The study provides evidence that indigenous girls, adolescents, and young women face a higher prevalence of violence, harmful practices, labour exploitation, and harassment and are more vulnerable to sexual violence in armed conflicts. It also underscores that violence against indigenous girls and women cannot be separated from the wider contexts of discrimination and exclusion to which indigenous peoples as a whole are often exposed in social, economic, cultural, and political life.

Examples illustrate addressing discrimination and violence against women and engaging with indigenous girls and women to implement accessible initiatives geared towards ending the cycle of violence and impunity that result from colonial domination, continued discrimination, limited access to social services, dispossession from ancestral
lands, militarisation and inter-communal conflicts, and patriarchal value systems of indigenous and wider
societies.

Recommendations include the following:
Further research:
1. Increase opportunistic data collection, analysis, reporting, and monitoring.
2. Address existing gaps in knowledge.
3. Integrate issues affecting indigenous girls and young women into the procedures of national, regional, and global human rights monitoring and reporting systems.

Prevention:
4. Tackle discrimination and gender inequality, including taking steps to embark upon rigorous law reforms to align national and customary laws with international standards and to establish legal guarantees on the prohibition of violence; eliminate de facto and de jure discrimination against indigenous peoples; reverse patriarchal tendencies; and revitalise positive cultural values that protect from violence.
5. Engage in conflict prevention and participatory development - when relocating conflict-affected families, use the principle of "free, prior, and informed consent", the allocation of adequate and appropriate compensation to affected families, and the full participation of women and girls.

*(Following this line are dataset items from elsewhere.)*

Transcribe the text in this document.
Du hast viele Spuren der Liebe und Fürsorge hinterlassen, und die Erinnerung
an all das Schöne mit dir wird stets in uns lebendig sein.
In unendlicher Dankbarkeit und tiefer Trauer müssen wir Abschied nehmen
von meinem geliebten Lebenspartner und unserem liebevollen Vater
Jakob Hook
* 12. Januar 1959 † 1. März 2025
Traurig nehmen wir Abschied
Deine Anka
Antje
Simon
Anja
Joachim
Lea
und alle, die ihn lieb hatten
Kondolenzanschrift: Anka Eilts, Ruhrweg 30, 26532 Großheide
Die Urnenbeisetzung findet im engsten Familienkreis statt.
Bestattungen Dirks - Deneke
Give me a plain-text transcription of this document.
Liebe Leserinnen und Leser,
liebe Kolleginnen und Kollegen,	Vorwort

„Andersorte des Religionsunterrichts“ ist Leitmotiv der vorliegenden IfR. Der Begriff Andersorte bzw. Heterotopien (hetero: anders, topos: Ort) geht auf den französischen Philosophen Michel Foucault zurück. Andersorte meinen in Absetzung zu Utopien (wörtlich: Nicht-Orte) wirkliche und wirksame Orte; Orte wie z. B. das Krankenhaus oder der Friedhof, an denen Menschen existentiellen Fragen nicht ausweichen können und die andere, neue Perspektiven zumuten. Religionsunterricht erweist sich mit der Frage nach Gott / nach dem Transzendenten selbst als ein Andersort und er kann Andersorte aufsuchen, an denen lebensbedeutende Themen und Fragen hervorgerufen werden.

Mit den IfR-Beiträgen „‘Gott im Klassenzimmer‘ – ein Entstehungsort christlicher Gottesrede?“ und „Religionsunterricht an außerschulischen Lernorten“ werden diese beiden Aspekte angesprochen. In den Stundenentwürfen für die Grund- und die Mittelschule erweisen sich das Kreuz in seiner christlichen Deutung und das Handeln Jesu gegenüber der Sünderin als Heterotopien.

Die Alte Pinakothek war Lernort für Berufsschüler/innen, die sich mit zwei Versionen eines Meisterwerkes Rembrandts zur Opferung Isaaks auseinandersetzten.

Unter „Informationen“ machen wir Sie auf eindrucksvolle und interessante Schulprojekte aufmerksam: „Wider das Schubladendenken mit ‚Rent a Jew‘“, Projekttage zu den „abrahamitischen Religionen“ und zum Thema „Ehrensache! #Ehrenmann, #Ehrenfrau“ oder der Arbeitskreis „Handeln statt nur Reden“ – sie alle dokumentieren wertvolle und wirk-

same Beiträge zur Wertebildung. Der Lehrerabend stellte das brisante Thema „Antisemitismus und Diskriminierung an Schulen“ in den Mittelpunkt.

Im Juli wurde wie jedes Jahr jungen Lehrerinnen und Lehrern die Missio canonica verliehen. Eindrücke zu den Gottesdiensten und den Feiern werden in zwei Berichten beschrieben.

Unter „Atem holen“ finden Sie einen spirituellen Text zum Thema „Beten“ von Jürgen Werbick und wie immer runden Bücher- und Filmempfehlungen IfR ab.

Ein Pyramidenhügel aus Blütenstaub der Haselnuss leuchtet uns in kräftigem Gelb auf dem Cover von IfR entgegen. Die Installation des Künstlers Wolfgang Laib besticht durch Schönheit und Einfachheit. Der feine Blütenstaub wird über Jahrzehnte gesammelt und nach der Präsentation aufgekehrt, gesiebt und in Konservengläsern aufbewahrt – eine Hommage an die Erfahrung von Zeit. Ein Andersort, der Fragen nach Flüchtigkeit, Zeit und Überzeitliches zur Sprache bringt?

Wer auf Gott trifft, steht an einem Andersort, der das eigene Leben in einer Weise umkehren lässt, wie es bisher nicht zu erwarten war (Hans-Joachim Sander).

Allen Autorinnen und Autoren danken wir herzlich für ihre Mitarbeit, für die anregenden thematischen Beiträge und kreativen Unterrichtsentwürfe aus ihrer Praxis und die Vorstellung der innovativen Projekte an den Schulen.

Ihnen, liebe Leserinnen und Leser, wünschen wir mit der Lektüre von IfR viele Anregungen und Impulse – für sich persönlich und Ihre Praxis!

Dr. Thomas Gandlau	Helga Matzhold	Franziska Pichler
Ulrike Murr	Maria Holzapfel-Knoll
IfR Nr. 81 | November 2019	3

Age, gender, and culturally appropriate comprehensive services:
6. Ensure that indigenous girls and young women have access to quality support services including birth registration, quality education, health (including sexual and reproductive health), social welfare services and complaints, and reporting mechanisms such as helplines.
7. Promote access to justice and end the culture of impunity. A package of reforms which includes legal aid, witness protection, interpretation of proceedings and procedures in appropriate languages should be pursued.

Capacities, coordination, and co-operation:
8. Enhance the capacities of implementing institutions.
9. Engage in partnerships to share knowledge and scale up good practices. Governments, civil society organisations, and the UN system should partner with indigenous communities to systematically document existing anti-violence strategies, including those which have been nurtured in indigenous communities over the years. Platforms should also be created for knowledge sharing through avenues such as south-south and triangular cooperation.
10. Integrate findings and recommendations of this study into discussions, debates, and outcomes of ongoing global agenda setting frameworks and their follow-up processes.

The document concludes with a call for "more focused research to begin in parallel with improvements and scaling-up of on-going initiatives on the basis of the knowledge that already exists. Looking forward, addressing discrimination and engaging with indigenous girls and women to design and implement accessible prevention, protection and response initiatives geared towards ending the unacceptable cycle of violence and impunity is an imperative for all countries."